The current design, introduced in 2010, closely resembles the number plates used in South Africa, purportedly in an attempt to reduce hijacking of Swazi-registered cars in that country. The introduction of these plates is somewhat controversial, with some believing them to be illegal.

Plate numbers consist of a random letter, followed by the letters SD (Note: SD indicating Swaziland), a space, three numbers, another space, and then one random letter and the first letter of the region the car is registered to. (e.g. JSD 136 AM). This allows for 26 x 10 x 10 x 10 x 26 x 26 = 17,576,000 vehicle registration numbers.

The 2010 design consists of black lettering superimposed over a pictorial image of a landscape of hills.
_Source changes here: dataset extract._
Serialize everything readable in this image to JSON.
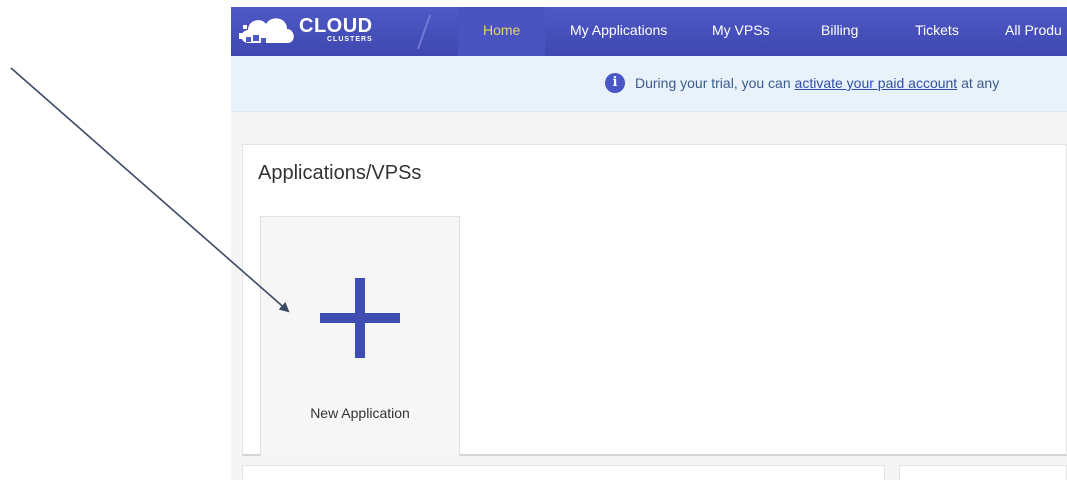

Between the main number and the registration districts, two traditional Swazi “beehive” huts (known as Gucasithandaze) are shown over a background of the setting sun. Plates are valid for five years, and have a sticker indicating the year of expiry.
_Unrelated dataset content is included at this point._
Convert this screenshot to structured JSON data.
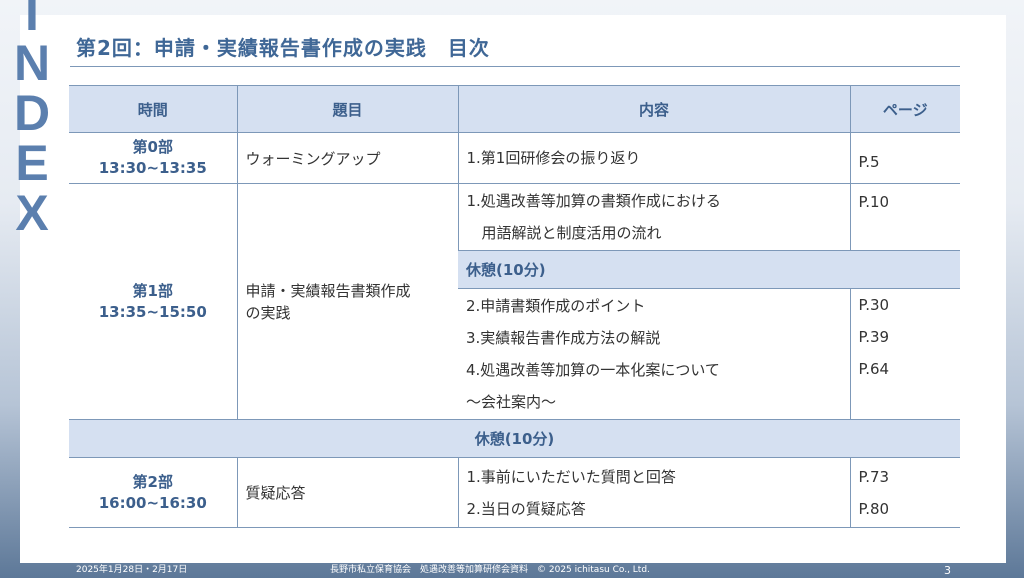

Like their counterparts in Zimbabwe, licensing requirements include a self-adhesive version of the plate that is displayed on the vehicle windshield. Unusually, this version contains a QR code that encodes the plate number.

With the change in number plates, it became possible for private citizens to obtain personalised plates.

==History==
Before 1980 the plates for private vehicles were white-on-black (front and rear) and had up to five digits following the code SD. Royal vehicles had the code S, and government vehicles had the code GSD. Diplomatic plates had three digits following SD DC, while United Nations vehicles had the code SD UN. Most of these codes had been in use before independence in the Swaziland Protectorate.
| SD 99999 | SD 99999 |
| SD CD 999 | SD CD 999 |
Between 1980 and 2011, a black-on-yellow system was used. The previous numbering system was changed so that the last digits became letters. Diplomatic plates were yellow-on-black, but still followed the same numbering pattern.
| SD 999 XX | SD 999 XX |
| SD CD 999 | SD CD 999 |
Initially the two trailing letters (XX in the figures above) indicated the district of registration, however as there are only four
districts of Swaziland, this system would have allowed for a maximum of 4,000 registered vehicles. As this was clearly insufficient the trailing letters were then assigned randomly and so 10 x 10 x 10 x 26 x 26 = 676,000 registration numbers could be assigned.